In den vergangenen Jahren hatten die Bundesländer durch einen neuen Glücksspielstaatsvertrag versucht, Konkurrenten loszuwerden, indem diese keine Konzession mehr erhielten. 2009 ist der Anbieter Tipp24 daraufhin nach Großbritannien umgezogen. Aber das hat den Lottogesellschaften wenig geholfen. Weiterhin kann bei dem Anbieter online auf die deutschen Lottozahlen gewettet werden. Wer bei Tipp24 gewinnt, erhält eine gleich hohe Ausschüttung wie bei Lotto. Die staatlichen Lottogesellschaften fürchten die Konkurrenz und monieren, dass Anbieter aus dem Ausland die Spieler täuschen und vorgaukelten, sie machten beim Staatslotto mit. Tatsächlich werde das deutsche Zahlenlotto aber unerlaubt kopiert, und es werde kein Cent der Gewinne für soziale Projekte in Deutschland bereitgestellt.
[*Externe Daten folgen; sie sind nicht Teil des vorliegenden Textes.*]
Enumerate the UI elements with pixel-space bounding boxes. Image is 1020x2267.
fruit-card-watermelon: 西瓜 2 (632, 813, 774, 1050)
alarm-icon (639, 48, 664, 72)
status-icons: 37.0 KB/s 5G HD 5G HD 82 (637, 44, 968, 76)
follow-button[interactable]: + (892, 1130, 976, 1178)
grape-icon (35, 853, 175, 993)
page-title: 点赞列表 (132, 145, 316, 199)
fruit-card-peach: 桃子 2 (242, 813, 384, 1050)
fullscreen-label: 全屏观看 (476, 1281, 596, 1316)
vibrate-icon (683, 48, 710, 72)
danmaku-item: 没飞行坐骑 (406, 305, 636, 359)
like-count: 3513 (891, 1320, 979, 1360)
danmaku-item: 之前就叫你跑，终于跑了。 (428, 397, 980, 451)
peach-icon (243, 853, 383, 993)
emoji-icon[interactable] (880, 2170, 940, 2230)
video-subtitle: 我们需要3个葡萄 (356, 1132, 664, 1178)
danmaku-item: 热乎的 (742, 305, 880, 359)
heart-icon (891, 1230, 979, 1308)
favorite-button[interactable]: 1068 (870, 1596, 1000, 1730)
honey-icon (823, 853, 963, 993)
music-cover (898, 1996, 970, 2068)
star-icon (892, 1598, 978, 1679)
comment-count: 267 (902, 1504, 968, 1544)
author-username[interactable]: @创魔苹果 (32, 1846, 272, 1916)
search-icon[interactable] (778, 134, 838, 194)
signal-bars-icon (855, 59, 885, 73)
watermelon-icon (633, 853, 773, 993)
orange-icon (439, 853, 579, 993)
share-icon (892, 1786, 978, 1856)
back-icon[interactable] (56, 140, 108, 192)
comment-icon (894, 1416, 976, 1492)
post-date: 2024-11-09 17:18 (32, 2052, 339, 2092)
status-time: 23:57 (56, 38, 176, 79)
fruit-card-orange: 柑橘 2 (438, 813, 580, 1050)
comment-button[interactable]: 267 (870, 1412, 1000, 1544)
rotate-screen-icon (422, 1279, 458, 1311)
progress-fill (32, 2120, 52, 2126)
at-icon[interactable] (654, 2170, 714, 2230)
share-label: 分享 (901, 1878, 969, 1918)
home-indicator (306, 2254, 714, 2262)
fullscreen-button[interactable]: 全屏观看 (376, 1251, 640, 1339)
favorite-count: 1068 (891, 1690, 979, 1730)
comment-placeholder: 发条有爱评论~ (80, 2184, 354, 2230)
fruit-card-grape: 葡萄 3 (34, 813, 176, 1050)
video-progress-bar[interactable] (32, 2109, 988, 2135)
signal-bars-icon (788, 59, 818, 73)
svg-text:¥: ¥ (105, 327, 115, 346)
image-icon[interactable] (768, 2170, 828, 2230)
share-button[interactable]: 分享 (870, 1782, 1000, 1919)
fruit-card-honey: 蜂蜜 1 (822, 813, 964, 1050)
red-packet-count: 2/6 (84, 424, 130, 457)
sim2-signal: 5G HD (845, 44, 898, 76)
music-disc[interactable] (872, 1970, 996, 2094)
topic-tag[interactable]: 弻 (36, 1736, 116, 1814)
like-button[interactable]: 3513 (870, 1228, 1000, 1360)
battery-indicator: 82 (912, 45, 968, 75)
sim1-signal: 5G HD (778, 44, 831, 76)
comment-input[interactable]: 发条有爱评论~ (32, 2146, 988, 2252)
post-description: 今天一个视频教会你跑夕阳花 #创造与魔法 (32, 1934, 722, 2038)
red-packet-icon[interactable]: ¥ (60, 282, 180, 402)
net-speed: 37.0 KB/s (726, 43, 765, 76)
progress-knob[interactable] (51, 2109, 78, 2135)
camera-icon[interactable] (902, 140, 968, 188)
Die deutschen Lottoanbieter dagegen stecken jedes Jahr viel Geld in gemeinnützige Projekte. So fließen 1,6 Milliarden Euro in einen Topf etwa für die Förderung von Sport, Kultur und andere Bereiche. Weitere 1,2 Milliarden Euro gehen direkt an die Länder, denen die Lottogesellschaften in der Regel gehören und die nun um diese Sondererlöse bangen. Deshalb soll es ausländischen Anbietern nun an den Kragen gehen. Und das nicht nur wegen der fehlenden Einnahmen für das deutsche Lotto, sondern auch, weil bei Firmen, die in Großbritannien oder Gibraltar sitzen, jeder seinen angeblichen Spielschein abgeben kann. Dabei ist dem Spieler häufig nicht bewusst, dass er nicht am deutschen Lotto teilnimmt, sondern an einer Wette. Lotto ist allerdings das kleinste Problem der deutschen Veranstalter. Ihnen geht es um die Vermeidung von Spielsucht und um den Jugendschutz.
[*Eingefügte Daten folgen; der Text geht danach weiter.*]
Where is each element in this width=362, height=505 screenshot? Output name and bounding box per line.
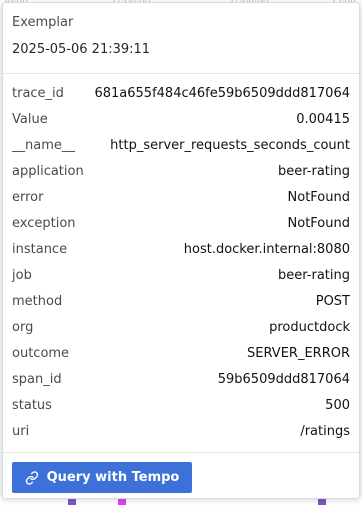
- field-key: method: [12, 294, 63, 309]
- field-row-value: Value 0.00415: [12, 107, 350, 133]
- field-key: span_id: [12, 372, 62, 387]
- field-key: error: [12, 190, 44, 205]
- exemplar-tooltip: Exemplar 2025-05-06 21:39:11 trace_id 681…: [2, 2, 360, 499]
- field-row-name: __name__ http_server_requests_seconds_cou…: [12, 133, 350, 159]
- field-value: 500: [325, 398, 350, 413]
- field-key: trace_id: [12, 86, 64, 101]
- footer-divider: [3, 452, 359, 453]
- field-key: job: [12, 268, 32, 283]
- field-row-job: job beer-rating: [12, 263, 350, 289]
- field-key: org: [12, 320, 34, 335]
- field-value: SERVER_ERROR: [247, 346, 350, 361]
- field-value: /ratings: [300, 424, 350, 439]
- field-key: instance: [12, 242, 68, 257]
- field-row-instance: instance host.docker.internal:8080: [12, 237, 350, 263]
- field-row-status: status 500: [12, 393, 350, 419]
- field-value: http_server_requests_seconds_count: [110, 138, 350, 153]
- exemplar-timestamp: 2025-05-06 21:39:11: [12, 42, 151, 57]
- field-value: productdock: [269, 320, 350, 335]
- field-row-error: error NotFound: [12, 185, 350, 211]
- field-key: __name__: [12, 138, 75, 153]
- field-key: Value: [12, 112, 48, 127]
- field-row-span-id: span_id 59b6509ddd817064: [12, 367, 350, 393]
- field-value: beer-rating: [278, 164, 350, 179]
- field-key: outcome: [12, 346, 70, 361]
- field-row-method: method POST: [12, 289, 350, 315]
- query-button-label: Query with Tempo: [46, 470, 180, 485]
- field-row-application: application beer-rating: [12, 159, 350, 185]
- field-value: NotFound: [287, 216, 350, 231]
- header-divider: [3, 73, 359, 74]
- field-value: 59b6509ddd817064: [217, 372, 350, 387]
- field-value: host.docker.internal:8080: [183, 242, 350, 257]
- field-row-uri: uri/ratings: [12, 419, 350, 445]
- link-icon: [25, 470, 39, 485]
- field-key: application: [12, 164, 84, 179]
- field-row-outcome: outcome SERVER_ERROR: [12, 341, 350, 367]
- field-key: status: [12, 398, 52, 413]
- exemplar-title: Exemplar: [12, 15, 74, 30]
- exemplar-fields-list: trace_id 681a655f484c46fe59b6509ddd817064…: [12, 81, 350, 445]
- field-value: 681a655f484c46fe59b6509ddd817064: [94, 86, 350, 101]
- query-with-tempo-button[interactable]: Query with Tempo: [12, 462, 192, 493]
- field-key: uri: [12, 424, 30, 439]
- field-row-exception: exception NotFound: [12, 211, 350, 237]
- field-value: POST: [315, 294, 350, 309]
- background-series-mark: [68, 499, 76, 505]
- field-row-trace-id: trace_id 681a655f484c46fe59b6509ddd817064: [12, 81, 350, 107]
- background-series-mark: [318, 499, 326, 505]
- exemplar-header: Exemplar 2025-05-06 21:39:11: [3, 3, 359, 67]
- field-value: 0.00415: [296, 112, 350, 127]
- field-key: exception: [12, 216, 76, 231]
- field-value: NotFound: [287, 190, 350, 205]
- background-series-mark: [118, 499, 126, 505]
- field-value: beer-rating: [278, 268, 350, 283]
- field-row-org: org productdock: [12, 315, 350, 341]
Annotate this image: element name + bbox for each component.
Allein im Internet sind rund 2900 Kasinos gelistet

„Allein im Internet sind rund 2900 Kasinos gelistet. Jeder, der dort eine Seite aufruft, kann spielen“, sagt Dirk Verleger, Referatsleiter Glücksspiel im niedersächsischen Innenministerium. Kontrollen, ob einer der bis zu 438.000 Spielsüchtigen in Deutschland bei ausländischen Anbietern von Roulette, Poker, Black Jack spielt oder die Spielautomaten auf den Internetseiten nutzt, sind unmöglich. Vornehmlich wegen des Jugendschutzes haben Deutschlands Lotto-Unternehmen die Initiative ergriffen. Auch Jugendliche unter 18 Jahren würden sich in dem reichhaltigen Spieleangebot im Internet tummeln. Es gibt auch die Härtefälle, welche bereits Lebensversicherungen gekündigt haben, um weiteres Geld, in der Hoffnung auf Gewinne, in der Glücksspielindustrie auszugeben. „Spielsüchtige machen nicht nur sich arm, sondern auch ihre Familien“, sagt Verleger.

Dies ist ein weiterer Grund für ihn und die deutschen Bundesländer, dem unkontrollierbaren Treiben einen Riegel vorzuschieben. Deshalb sollen Deutschlands Banken schon bald Überweisungen deutscher Spieler an ausländische Kasinos oder Lotteriegesellschaften nicht weiterleiten und genauso den Rückfluss von Gewinnen nicht transferieren. Anbieter wie Tipp24, die eigentlich weniger im Fokus stehen als die Kasinos, wären auch betroffen, weil Lotto ein Glücksspiel ist.

Kritiker der Pläne verweisen auf die Dienstleistungsrichtlinie in der Europäischen Union, die den freien Dienstleistungsverkehr innerhalb Europas ausdrücklich zulässt. „Ein Punkt ist aber ausgenommen“, sagt dazu Verleger. „Das Glücksspiel“. Wer die Auseinandersetzung auf dem Milliardenmarkt gewinnt, ist noch offen.